Throughout her youth, Dr. Bollard juggled dual ambitions of being an opera singer or being a doctor. After graduating with her MBChB in 1991, she left her native New Zealand to follow singing ambitions in London. To pay expenses while she was there, she worked in the pediatric hematology-oncology ward at St. Bartholomew’s Hospital, inspiring her to reduce music to a hobby and pursue medicine as her true passion.

After earning three more degrees, receiving her first faculty appointment at Baylor College of Medicine, marrying and having two daughters, she achieved the rank of full professor in 2012. A year later, she left Texas to become attending physician at Children’s National Hospital and director of the Program for Cell Enhancement and Technologies for Immunotherapy at CRI’s Center for Cancer and Immunology Research.

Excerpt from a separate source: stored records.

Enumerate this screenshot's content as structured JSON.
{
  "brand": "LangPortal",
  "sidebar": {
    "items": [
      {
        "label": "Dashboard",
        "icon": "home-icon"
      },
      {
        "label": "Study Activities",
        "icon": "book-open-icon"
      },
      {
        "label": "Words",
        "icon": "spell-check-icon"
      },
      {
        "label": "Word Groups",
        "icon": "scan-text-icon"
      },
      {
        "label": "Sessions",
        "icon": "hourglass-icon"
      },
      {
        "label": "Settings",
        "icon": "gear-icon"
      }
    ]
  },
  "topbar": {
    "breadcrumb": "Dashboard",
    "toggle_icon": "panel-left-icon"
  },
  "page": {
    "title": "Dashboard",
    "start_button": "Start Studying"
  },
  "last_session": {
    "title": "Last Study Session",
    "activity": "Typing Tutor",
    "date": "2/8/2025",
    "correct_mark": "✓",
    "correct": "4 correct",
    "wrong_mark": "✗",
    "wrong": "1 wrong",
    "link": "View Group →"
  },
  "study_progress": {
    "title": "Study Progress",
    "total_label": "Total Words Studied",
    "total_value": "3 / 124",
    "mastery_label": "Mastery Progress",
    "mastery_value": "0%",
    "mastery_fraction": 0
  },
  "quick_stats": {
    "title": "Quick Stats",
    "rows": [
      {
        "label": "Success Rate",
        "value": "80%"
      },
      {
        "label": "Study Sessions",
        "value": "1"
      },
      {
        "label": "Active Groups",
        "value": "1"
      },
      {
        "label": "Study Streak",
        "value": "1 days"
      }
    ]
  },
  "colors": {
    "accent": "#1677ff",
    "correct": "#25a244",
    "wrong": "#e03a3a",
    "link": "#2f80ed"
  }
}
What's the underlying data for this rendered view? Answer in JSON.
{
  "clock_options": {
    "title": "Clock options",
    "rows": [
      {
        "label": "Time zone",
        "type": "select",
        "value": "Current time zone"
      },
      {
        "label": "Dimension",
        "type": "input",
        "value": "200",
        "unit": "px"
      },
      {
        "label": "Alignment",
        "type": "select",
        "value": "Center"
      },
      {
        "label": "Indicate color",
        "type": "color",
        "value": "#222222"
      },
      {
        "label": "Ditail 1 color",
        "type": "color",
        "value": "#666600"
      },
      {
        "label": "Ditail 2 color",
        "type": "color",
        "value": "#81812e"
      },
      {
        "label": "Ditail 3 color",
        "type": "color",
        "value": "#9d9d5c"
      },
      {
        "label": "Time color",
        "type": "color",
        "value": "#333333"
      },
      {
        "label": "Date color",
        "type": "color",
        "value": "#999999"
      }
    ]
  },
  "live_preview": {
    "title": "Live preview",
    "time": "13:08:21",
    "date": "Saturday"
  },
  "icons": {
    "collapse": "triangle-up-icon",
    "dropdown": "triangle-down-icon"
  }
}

Since 2015, Dr. Bollard has served as the chief of the Division of Allergy and Immunology at Children’s National. She also is professor of Pediatrics and of Microbiology, Immunology and Tropical Medicine at The George Washington School of Medicine and Health Sciences and serves as the director of the Program for Cell Enhancement and Technologies for Immunotherapy.

Dr. Bollard’s research focuses on improving outcomes for patients after hematopoietic stem cell transplantation, as well as the development of novel cell therapies targeting pathogens (e.g. viral infections) and hematologic cancers. Her work is inspired by a high school friend who was diagnosed with Epstein Barr virus and Hodgkin lymphoma as a teenager and died later from leukemia as a devastating sequelae from her lymphoma treatment.

With her move to Children’s National, she and her team have extended this focus to include pediatric solid tumors, human immunodeficiency virus, primary immune deficiency and, more recently, allergic and autoimmune disorders.

“To save the life of one young person with cancer without pain and without unacceptable side effects,” Dr. Bollard says, “would absolutely fulfill my life’s mission.”